Мы замолчали. Что говорить в таких случаях? А мужик, как бы заслужив это своим горем, налил сам себе водки, выпил и, не закусив, продолжил свой печальный монолог.
– На «Электроне» работала. Мне потом санитарка в больнице сказала, что очень много заболеваний этих… онкологических на «Электроне». От врачей слышала. Ещё какие-то заводы называла. Не помню, не до этого было. А моя на этом проклятом заводе 12 лет отработала.
Он помолчал, играя желваками на скулах, а потом с горечью, почти со слезой, произнёс: «Такую бабу погубили!»
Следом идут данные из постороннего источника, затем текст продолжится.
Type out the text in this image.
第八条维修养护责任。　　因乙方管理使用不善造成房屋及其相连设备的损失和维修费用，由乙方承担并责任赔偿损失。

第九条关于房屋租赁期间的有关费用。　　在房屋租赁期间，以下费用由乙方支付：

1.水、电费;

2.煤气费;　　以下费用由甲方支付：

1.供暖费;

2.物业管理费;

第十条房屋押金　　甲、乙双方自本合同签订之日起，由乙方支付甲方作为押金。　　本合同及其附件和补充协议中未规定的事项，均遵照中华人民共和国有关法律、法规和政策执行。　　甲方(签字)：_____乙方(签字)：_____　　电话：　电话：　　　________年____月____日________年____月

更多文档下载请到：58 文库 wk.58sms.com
Вот такая история. Только теперь у меня к самому себе есть один вопрос: почему я тогда вспомнил это? Ведь сколько было разговоров, встреч, событий, которые начисто стёрты из памяти заботливым и безжалостным доктором временем. Но этот эпизод двадцатилетней давности почему-то сохранился. Это мистика какая-то, но я очень быстро выуживал из далёкого прошлого то, что подходит для моего плана спасения Чайки. И вот сама собой сформировалась следующая задача: нужно уговорить её уйти с завода, на котором она работала.
Мечта последняя
Ноябрь. Скоро зима. Уже и снег выпадал, но быстро стаял. Мы живём на Гаванской улице в моей комнатке двухкомнатной коммунальной квартиры. Я уже более полугода работаю водителем такси. Машинка у меня, мягко говоря, старенькая, после капитального ремонта. Работаю каждый день по семь часов плюс часовой перерыв на обед. Выезжаю в 16:15, а возвращаюсь в парк в начале первого ночи. График не самый удобный для семейной жизни. Зато по вечерам у таксистов заработок получше, да и Лариса одну неделю работает в утро, а другую, к нашей с ней радости, в вечер. Так что две недели в месяц мы подолгу бываем вместе.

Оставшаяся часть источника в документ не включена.